Title: The Zookeeper’s Wife
By: Diane Ackerman
Publisher: W.W. Norton & Co Inc
ISBN: 9780393061727
Hardcover, Pages: 288
$16.29 – $36.00
Every year there seems to be a new bestseller with a Holocaust theme that reveals a new story of heroism in the most horrible of times. The Zookeeper’s Wife by Diane Ackerman is no exception.
For the past 12 years that I have been writing about the Holocaust and Poland for The Jewish Press, I have read and written about many Holocaust stories, interviewed many survivors and seen for myself evidence of the German atrocities. But only recently did I come across the story told in The Zookeeper’s Wife.
In short the story is about the family of the keepers of the Warsaw Zoo and their efforts to save fellow Poles from the Germans.
Many of the animal cages were empty, and the family used the primitive shelters for Jews of the Warsaw Ghetto and Polish Resistance fighters. Taken from the pages of Antonina Zabiniski’s diary, Ms. Ackerman adds many personal details bringing color and vibrancy to a story that was certainly very miserable.

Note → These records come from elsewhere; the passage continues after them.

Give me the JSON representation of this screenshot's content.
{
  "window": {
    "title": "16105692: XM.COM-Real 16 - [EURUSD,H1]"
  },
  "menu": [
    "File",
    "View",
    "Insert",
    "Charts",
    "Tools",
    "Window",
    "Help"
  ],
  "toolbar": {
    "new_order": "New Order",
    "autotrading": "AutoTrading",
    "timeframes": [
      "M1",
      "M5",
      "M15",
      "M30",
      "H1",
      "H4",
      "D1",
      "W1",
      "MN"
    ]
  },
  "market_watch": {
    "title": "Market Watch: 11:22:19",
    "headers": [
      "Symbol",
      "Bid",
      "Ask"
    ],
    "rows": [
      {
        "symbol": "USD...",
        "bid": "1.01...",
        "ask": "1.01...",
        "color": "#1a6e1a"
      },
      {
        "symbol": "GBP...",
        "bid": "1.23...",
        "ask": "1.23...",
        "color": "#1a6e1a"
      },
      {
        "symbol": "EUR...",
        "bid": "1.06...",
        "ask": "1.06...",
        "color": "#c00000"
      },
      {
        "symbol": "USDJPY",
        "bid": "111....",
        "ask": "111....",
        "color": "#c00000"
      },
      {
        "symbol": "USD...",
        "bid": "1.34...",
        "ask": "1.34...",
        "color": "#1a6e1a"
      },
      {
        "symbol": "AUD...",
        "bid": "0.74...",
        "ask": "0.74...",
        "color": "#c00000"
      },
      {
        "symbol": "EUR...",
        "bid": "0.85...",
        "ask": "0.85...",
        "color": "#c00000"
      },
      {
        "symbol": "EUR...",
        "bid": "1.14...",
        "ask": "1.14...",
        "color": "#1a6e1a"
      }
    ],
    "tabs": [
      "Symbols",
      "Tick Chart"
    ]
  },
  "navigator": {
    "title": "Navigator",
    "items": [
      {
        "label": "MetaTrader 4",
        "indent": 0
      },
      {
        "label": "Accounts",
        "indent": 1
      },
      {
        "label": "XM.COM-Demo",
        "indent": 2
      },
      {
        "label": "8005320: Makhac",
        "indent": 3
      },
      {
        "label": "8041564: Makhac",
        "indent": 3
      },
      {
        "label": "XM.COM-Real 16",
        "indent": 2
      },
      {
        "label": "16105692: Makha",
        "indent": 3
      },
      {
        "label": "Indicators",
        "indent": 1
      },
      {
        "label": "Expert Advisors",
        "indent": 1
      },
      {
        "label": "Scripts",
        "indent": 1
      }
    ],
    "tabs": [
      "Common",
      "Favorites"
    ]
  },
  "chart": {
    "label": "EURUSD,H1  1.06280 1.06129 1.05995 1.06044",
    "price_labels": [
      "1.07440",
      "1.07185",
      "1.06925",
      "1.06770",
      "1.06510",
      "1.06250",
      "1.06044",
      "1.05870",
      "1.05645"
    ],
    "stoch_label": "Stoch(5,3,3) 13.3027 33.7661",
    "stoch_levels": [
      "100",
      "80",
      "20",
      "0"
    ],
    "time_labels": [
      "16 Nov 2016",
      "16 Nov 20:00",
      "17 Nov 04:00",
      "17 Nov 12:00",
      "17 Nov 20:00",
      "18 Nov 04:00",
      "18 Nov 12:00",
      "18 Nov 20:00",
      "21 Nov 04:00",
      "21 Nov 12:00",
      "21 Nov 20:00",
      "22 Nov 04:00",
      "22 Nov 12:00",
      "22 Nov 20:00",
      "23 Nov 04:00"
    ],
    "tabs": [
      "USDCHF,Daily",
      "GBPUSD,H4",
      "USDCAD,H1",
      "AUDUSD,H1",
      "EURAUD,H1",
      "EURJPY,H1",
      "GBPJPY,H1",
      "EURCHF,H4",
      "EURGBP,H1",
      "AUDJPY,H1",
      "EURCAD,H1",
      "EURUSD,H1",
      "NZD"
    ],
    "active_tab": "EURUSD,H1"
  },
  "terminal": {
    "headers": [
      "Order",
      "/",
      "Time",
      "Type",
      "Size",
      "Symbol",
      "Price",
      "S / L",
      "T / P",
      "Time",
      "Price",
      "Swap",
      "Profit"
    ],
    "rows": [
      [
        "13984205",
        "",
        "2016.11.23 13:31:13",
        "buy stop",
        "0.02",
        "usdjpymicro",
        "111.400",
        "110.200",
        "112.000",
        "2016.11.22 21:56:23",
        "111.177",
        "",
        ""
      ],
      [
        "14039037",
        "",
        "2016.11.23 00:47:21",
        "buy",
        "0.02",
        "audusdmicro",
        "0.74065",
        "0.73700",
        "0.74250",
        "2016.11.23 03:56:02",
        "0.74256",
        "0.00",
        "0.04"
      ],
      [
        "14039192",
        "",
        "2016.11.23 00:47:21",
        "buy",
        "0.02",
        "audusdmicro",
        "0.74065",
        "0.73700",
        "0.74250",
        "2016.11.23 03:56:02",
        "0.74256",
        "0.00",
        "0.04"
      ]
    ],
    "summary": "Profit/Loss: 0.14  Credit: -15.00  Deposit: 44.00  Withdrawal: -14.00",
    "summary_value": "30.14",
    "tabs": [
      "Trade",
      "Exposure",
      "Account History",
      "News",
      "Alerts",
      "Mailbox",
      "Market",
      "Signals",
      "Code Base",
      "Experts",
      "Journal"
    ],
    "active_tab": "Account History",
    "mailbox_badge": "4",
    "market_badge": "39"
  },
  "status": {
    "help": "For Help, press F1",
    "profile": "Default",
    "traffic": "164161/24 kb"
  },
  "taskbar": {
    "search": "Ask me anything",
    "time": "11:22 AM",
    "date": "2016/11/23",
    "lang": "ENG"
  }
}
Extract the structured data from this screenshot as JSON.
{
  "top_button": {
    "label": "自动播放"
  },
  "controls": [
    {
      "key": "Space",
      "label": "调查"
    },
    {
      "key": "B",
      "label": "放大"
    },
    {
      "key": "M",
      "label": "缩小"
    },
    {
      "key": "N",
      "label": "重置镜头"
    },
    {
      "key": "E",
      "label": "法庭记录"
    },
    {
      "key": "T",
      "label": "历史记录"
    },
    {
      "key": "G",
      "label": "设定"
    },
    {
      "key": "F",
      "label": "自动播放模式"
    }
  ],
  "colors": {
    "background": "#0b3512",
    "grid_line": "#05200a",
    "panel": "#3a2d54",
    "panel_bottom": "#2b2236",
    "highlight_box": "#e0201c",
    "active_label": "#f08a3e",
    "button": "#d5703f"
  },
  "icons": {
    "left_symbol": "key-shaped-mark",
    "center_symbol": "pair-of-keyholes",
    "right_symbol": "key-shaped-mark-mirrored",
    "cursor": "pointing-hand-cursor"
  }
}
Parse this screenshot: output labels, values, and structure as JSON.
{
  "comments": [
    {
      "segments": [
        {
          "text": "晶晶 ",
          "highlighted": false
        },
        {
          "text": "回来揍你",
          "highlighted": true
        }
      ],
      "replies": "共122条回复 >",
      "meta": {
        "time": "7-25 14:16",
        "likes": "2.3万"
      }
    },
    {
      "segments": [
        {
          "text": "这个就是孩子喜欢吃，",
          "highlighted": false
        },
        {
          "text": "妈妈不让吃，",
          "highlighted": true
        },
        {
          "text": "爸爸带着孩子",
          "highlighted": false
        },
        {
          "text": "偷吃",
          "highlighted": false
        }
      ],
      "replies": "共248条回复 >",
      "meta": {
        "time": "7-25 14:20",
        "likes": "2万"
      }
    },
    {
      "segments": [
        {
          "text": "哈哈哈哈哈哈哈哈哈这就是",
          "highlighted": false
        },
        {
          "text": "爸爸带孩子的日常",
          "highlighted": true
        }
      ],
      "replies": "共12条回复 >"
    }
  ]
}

The story goes beyond the zoo as Ackerman takes us into the Warsaw Ghetto and the 1943 Jewish uprising and also describes the Polish revolt against the Nazi occupiers in 1944. She introduces us to such varied figures as Lutz Heck, the duplicitous head of the Berlin Zoo; Rabbi Kalonymus Kalman Shapira, spiritual head of the ghetto; and the leaders of Zegota, the Polish organization set up to help the Jews.
Ackerman reveals other rescuers, such as Dr. Mada Walter, who helped many Jews escape, giving them lessons on how to appear Aryan and not attract notice.
I have often been asked how I can read another Holocaust memoir. My answer is if I read every story by every survivor I would still be missing six million stories to tell the complete horror of the Holocaust. The Zookeeper’s Wife adds another chapter to the story that cannot be forgotten.
Next week April 30, there will be a reading and book signing with Diane Ackerman at the Kosciuszko Foundation, 15 East 16th Street in N.Y. The event, with the participation of Tovah Feldshuh will be a benefit for the Museum of the History of Polish Jews.
It has just been announced that Rabbi Brian Lurie, a former Jewish Federation CEO was appointed the lead fund-raiser for a Polish Jewish History Museum.
Rabbi Brian Lurie, the former head of the Jewish Community Federation of San Francisco, was named the chairman of international development for the Museum of the History of Polish Jews slated to open in Warsaw in 2011.
Officials of the museum, which will be located in the former Warsaw Ghetto, hope it will become one of the three most important Jewish memorials in the world, joining the U.S. Holocaust Memorial Museum in Washington and Yad Vashem in Jerusalem.
Lurie, who currently is the president of the Alfred and Hanna Fromm Fund and co-chairman of the Inter-Agency Task Force on Israeli-Arab issues, founded the San Francisco Contemporary Jewish Museum in 1984. He helped raise nearly $1 billion as the executive vice president of the United Jewish Appeal to move a million Soviet Jews to Israel during Operation Exodus.